St. Galler Polizei verhängt weniger Bussen für Handy am Steuer
Unternimmt der Kanton St. Gallen genug gegen Autolenkerinnen und Autolenker mit dem Mobiltelefon in der Hand? In der Antwort auf einen Vorstoss verweist die Regierung auf ein Bundesgerichtsurteil, das zu einer sinkenden Zahl von Bussen führte. Keine Lösung ist bisher der "Handyblitzer".
(Keystone-SDA) Trotz der bekannten Risiken nutzten zahlreiche Lenkerinnen und Lenker während der Fahrt ihr Mobiltelefon, um Nachrichten zu lesen oder zu schreiben, zu telefonieren oder um auf andere Anwendungen zuzugreifen, schrieb Daniel Bosshard, Kantonsrat der Grünen, in seinem Vorstoss.
Die Nutzung von Mobiltelefonen scheine für viele Autofahrerinnen und Autofahrer «zu einer Gewohnheit geworden zu sein». Ablenkung führe aber dazu, dass Gefahren verzögert wahrgenommen würden und die Reaktionszeit deutlich abnehme. Es brauche nicht nur beim Bund Anstrengungen, sondern auch beim Kanton, fordert Bosshard.
Nehmen die Unfälle wegen der Ablenkung durch Mobiltelefone zu? Ganz klar ist die Datenlage nicht. Die Regierung verweist in ihrer Antwort auf eine Statistik des Bundesamtes für Strassen. Danach gab es im Kanton zwischen 2021 und 2025 insgesamt 1410 Unfälle wegen «Ablenkung am Steuer». Dabei wurden drei Menschen getötet und 82 schwer und 642 leicht verletzt.
Tiefe Zahlen der eindeutigen Fälle
Die Gründe für die Ablenkung seien aber vielfältig und liessen sich rückwirkend nicht immer eindeutig einer Ursache zuordnen, schränkt die Regierung ein. Nur bei 68 von 1410 Unfällen gelte die Bedienung eines Handys als «nachgewiesene Ursache».

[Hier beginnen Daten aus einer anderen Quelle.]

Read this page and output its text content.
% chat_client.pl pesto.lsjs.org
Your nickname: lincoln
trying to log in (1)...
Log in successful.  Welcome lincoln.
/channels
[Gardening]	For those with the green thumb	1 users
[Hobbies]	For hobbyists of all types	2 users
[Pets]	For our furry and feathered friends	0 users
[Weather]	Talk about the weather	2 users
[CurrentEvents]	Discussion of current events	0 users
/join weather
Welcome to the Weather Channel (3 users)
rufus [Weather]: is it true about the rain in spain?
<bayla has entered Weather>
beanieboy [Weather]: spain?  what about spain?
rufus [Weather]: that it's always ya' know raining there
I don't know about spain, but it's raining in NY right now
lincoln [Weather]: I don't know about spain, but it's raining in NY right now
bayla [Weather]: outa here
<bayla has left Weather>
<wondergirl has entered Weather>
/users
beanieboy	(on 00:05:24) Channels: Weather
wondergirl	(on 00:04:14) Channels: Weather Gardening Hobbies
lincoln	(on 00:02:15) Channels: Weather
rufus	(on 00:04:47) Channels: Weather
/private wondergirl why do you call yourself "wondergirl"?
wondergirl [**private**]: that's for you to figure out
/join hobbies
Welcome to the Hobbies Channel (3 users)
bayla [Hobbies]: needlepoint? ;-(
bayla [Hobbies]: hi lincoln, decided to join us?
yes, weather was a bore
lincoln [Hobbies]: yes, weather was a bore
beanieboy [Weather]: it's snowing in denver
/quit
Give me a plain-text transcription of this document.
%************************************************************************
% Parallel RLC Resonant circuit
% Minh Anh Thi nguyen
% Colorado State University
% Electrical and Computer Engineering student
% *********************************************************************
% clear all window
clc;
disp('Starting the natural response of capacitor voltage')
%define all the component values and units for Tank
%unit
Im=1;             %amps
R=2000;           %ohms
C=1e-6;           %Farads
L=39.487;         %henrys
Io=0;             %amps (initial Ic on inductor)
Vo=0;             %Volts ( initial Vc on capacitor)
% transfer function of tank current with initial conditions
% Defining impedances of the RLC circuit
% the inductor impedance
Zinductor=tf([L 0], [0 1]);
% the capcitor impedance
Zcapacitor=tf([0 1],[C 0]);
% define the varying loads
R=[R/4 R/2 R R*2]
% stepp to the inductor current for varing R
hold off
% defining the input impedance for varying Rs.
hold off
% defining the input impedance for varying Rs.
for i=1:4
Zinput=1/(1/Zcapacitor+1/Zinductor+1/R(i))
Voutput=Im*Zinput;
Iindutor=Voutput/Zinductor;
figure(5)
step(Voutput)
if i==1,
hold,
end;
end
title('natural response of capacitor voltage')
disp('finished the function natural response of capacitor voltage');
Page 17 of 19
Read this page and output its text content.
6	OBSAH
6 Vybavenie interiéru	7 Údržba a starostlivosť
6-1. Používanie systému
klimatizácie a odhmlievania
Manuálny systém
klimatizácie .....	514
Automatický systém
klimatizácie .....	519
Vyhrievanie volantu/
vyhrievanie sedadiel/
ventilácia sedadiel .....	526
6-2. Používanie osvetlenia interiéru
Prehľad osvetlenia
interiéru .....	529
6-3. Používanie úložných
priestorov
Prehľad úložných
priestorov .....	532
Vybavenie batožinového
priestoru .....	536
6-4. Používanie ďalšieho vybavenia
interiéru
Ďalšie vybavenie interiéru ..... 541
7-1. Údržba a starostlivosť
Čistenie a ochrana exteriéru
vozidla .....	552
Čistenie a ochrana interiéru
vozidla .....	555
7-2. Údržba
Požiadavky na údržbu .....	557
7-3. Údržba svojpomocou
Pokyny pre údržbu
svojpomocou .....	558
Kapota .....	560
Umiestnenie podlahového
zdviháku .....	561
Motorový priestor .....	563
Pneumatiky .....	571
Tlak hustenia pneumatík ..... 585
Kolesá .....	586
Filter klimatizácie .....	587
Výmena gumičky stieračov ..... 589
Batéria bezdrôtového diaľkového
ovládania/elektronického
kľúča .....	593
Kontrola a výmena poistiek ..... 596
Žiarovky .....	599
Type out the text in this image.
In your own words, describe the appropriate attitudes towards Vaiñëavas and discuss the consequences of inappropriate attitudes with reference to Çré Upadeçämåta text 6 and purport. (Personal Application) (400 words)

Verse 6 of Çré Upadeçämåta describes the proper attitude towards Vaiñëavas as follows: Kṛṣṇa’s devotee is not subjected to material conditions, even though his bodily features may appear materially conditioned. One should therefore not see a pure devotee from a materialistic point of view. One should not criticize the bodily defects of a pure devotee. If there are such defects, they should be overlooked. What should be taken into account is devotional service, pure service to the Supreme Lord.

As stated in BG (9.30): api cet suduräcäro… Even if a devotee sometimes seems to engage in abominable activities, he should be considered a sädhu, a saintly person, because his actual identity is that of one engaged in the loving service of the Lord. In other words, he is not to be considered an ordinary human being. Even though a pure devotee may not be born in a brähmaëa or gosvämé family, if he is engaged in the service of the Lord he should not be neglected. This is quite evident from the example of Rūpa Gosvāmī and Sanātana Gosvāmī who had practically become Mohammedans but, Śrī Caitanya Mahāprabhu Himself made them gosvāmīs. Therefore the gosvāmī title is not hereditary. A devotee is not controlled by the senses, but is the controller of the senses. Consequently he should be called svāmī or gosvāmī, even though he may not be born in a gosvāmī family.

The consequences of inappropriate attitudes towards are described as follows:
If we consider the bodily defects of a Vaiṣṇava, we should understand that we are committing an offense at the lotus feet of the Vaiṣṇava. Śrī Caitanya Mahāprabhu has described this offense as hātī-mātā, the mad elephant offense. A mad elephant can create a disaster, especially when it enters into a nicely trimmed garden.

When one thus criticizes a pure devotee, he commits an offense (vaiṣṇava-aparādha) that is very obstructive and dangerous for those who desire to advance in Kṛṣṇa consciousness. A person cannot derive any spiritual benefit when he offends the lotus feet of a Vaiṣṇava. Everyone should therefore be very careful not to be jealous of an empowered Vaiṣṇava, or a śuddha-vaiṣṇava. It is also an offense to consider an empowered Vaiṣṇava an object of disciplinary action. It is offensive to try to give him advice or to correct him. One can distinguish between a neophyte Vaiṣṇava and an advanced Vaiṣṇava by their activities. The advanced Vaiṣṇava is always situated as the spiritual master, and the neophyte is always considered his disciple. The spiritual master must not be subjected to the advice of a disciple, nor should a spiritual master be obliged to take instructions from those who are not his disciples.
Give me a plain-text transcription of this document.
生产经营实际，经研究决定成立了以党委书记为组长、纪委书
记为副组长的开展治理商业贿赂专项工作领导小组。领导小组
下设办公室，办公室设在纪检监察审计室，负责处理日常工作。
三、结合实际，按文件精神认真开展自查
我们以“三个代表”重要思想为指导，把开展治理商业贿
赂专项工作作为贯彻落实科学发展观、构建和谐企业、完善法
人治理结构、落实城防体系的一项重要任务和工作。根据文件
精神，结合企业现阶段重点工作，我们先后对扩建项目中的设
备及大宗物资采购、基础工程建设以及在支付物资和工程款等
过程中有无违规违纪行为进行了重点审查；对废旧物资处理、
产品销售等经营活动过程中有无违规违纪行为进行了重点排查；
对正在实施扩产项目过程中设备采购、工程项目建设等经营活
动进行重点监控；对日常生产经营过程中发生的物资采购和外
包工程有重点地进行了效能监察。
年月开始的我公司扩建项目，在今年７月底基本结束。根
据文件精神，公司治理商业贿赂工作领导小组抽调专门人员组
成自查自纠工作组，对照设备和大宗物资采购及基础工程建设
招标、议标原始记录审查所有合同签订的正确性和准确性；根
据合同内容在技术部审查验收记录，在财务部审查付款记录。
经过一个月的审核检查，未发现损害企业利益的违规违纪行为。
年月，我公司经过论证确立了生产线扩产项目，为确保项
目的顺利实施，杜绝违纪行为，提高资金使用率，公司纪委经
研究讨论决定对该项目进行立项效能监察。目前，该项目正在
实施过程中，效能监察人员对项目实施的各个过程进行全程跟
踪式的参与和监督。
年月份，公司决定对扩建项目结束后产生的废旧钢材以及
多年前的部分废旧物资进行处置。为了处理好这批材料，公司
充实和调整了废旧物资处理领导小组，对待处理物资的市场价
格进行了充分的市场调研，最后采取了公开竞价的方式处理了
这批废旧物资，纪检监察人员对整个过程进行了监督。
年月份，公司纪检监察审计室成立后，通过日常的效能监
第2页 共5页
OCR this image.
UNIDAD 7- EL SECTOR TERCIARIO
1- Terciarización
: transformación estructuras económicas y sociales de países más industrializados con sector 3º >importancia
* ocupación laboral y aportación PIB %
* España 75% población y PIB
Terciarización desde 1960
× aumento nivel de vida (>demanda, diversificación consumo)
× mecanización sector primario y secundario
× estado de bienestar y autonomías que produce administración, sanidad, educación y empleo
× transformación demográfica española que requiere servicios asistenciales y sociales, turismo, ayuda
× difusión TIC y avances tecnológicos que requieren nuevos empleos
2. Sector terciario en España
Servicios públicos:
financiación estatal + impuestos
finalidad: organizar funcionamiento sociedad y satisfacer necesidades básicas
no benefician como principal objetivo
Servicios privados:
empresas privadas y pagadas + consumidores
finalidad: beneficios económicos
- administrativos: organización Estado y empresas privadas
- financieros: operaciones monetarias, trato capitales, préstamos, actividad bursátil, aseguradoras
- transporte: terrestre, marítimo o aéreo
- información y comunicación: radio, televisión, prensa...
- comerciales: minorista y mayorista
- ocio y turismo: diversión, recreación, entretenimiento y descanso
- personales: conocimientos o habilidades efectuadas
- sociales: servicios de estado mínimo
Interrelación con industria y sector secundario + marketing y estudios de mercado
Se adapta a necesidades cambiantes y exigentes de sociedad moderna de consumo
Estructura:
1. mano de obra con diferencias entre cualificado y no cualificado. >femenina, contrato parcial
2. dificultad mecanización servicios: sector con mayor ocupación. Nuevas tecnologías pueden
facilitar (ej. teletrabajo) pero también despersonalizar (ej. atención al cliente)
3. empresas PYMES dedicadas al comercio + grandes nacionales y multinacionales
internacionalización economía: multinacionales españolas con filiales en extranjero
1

Es sei zwar davon auszugehen, dass die tatsächliche Zahl höher liegen könnte. Aber: «Wegen dieser tiefen, eindeutigen Zuordnung rechtfertigt sich keine alleinige Fokussierung auf die Ablenkung durch Mobiltelefone».
Interessant ist eine andere Statistik. Nämlich diejenige der Anzahl Bussen «wegen der Verwendung eines Telefons ohne Freisprecheinrichtung während der Fahrt». 2023 verhängte die St. Galler Polizei deswegen 1036 Bussen. 2024 waren es noch 773 und im letzten Jahr 530 Bussen. Der Abwärtstrend setzt sich fort: Im ersten Halbjahr 2026 sind es bisher 193 Bussen.
Woher kommt der Rückgang? Die Entwicklung sei auf einen Bundesgerichtsentscheid vom Mai 2023 zurückzuführen, erklärte die Regierung. Darin werde festgehalten, dass das «Halten eines Mobiltelefons in einer Hand und ein Blick darauf von wenigen Sekunden» straflos sein könne. Bedingung ist, dass diese Handlung «mit fahrbezogenen Handlungen vergleichbar ist und weder eine auffällige Fahrweise noch eine Beeinträchtigung der Aufmerksamkeit vorliegt».
Vorläufig kein Handyblitzer
Der durch das Urteil definierte Handlungsspielraum habe dazu geführt, dass die St. Galler Polizei in der Praxis eine zurückhaltende Bussenpraxis entwickelt habe, heisst es in der Antwort. Konkret: «Bestehen trotz eines kurzzeitigen Haltens eines Mobiltelefons keine weiteren Anhaltspunkte für mangelnde Aufmerksamkeit, wird in der Regel auf eine Busse verzichtet».
Grundsätzlich hält die Regierung fest, dass sie Massnahmen zur Reduzierung von unaufmerksamem und abgelenktem Fehlverhalten befürwortet. Was ist also mit dem «Handyblitzer»? Das Gerät verspricht eine «automatisierte Erkennung der Nutzung von Mobiltelefonen im Strassenverkehr».
Der Einsatz solcher Geräte sei in der Schweiz gegenwärtig nicht zugelassen, erklärt die Regierung. Es gebe dazu verschiedene rechtliche Fragen, die derzeit noch nicht abschliessend geklärt seien.